Community Hospital nurse Xavier Joy Tillford was killed in a car accident on County Road 200 East, or Rangeline Road, on her way to work just before 7 a.m. Sunday.
The hospital set up a fund for Tillford’s four surviving children and her husband and immediately brought in a Critical Incident Team to help staff members cope with the loss of the 33-year-old nurse.
The news of Tillford’s death was compounded by Tierney’s passing, Harrison-Troxell said.
“It just comes as a real shock one day after we lost one of our nurses. We’re such a close-knit family. It is just another great shock to us after what happened on Sunday,” Harrison-Troxell said.
Dr. Charles King of Saint John’s Health System said he had lunch with Tierney at Eva’s Pancake House on Monday hours before his friend of 26 years died.
According to King, 83, Tierney’s battle with lung cancer began 15 years ago when he went to look at a patient’s X-rays. At the time, Tierney decided to take an X-ray of his own chest due to an ongoing cough, and discovered a massive tumor in his left lung.
Tierney initially refused to seek chemotherapy or radiology treatments, King said. “He wrote his own obituary and gave a half million dollars to his medical school.”

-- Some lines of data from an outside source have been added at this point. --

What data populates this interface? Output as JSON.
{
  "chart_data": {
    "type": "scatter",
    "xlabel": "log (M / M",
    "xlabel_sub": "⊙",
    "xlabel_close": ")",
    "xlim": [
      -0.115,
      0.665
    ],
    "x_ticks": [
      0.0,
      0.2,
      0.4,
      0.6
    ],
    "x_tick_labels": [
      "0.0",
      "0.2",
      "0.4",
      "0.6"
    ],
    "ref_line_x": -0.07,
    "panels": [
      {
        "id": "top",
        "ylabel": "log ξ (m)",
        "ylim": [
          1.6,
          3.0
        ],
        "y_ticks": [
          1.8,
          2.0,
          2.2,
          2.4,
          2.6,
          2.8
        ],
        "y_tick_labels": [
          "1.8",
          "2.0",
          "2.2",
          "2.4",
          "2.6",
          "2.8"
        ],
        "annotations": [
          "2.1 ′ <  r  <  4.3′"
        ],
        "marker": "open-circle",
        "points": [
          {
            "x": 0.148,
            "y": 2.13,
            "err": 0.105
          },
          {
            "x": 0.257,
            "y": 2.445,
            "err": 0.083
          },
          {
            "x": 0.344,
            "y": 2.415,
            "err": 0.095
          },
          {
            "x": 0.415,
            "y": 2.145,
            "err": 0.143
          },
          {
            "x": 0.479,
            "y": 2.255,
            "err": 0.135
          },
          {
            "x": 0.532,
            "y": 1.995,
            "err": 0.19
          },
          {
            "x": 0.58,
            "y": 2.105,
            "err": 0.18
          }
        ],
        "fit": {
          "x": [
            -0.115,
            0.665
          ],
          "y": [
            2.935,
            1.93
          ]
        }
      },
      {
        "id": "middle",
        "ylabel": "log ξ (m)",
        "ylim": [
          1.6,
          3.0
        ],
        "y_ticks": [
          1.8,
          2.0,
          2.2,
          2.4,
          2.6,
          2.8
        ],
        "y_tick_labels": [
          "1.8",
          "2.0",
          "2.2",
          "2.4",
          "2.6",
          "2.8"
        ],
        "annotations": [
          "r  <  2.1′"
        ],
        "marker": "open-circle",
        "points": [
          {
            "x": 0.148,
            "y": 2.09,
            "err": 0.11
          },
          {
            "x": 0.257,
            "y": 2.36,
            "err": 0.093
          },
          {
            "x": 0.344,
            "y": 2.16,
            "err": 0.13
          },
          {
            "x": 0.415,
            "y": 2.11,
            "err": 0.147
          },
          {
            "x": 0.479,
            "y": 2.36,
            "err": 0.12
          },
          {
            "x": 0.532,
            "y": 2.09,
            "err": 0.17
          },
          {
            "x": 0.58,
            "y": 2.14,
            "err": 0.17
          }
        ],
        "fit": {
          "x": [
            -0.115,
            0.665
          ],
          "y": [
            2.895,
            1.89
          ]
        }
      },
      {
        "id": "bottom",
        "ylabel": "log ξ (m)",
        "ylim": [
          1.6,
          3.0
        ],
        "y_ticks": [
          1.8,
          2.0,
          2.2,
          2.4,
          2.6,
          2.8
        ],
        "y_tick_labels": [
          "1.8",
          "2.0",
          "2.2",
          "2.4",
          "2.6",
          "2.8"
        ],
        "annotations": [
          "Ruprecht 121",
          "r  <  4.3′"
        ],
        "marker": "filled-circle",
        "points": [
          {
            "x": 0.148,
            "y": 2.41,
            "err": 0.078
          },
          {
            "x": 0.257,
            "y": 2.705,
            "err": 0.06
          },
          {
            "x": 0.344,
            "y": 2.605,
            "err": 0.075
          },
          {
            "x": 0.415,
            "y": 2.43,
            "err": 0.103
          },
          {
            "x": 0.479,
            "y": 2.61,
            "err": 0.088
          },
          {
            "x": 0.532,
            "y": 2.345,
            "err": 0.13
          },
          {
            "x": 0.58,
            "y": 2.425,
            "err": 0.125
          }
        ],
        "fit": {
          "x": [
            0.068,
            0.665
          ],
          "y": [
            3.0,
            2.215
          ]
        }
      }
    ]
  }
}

Friends and family soon convinced Tierney to visit renowned oncologist Dr. Lawrence Einhorn at Indiana University, the same doctor who saved bicyclist Lance Armstrong’s life, King said.
Einhorn shrunk and removed Tierney’s tumor but over the years, King said, small tumors reappeared in Tierney’s lungs.
Most recently, Tierney’s pulmonary artery had begun bleeding out, causing the surgeon to seek treatment at Community Hospital.
Though he’d retired from general surgery in 1996, Tierney’s influence never left the Anderson medical community.
He was often called in to offer surgical advice at both Community and Saint John’s hospitals. “A lot of time his judgment was so good that I think some of the surgeons would ask that he scrub in with them even after he retired,” King said.
After he retired, Saint John’s Health System created a scholarship in Tierney’s name, according to Randy Titus, communications specialist with Saint John’s. The William J. Tierney Healthcare Scholarship awarded $1,000 every year since 2000 to an employee or dependent of an employee at the hospital seeking a degree in the healthcare field.
Keith Trent of Community Hospital said the Tierney Awards were given to nurses annually in recognition of excellence in their field. The award was given out more than 45 times. Tierney served on both the hospital board and the hospital’s foundation board.
In 2007, Tierney and fellow physician Dr. Robert McCurdy were honored by the Community Hospital Foundation for their service to the community.
Tierney’s family could not be reached for comment Tuesday.
“We’re all going to miss him big time,” King said.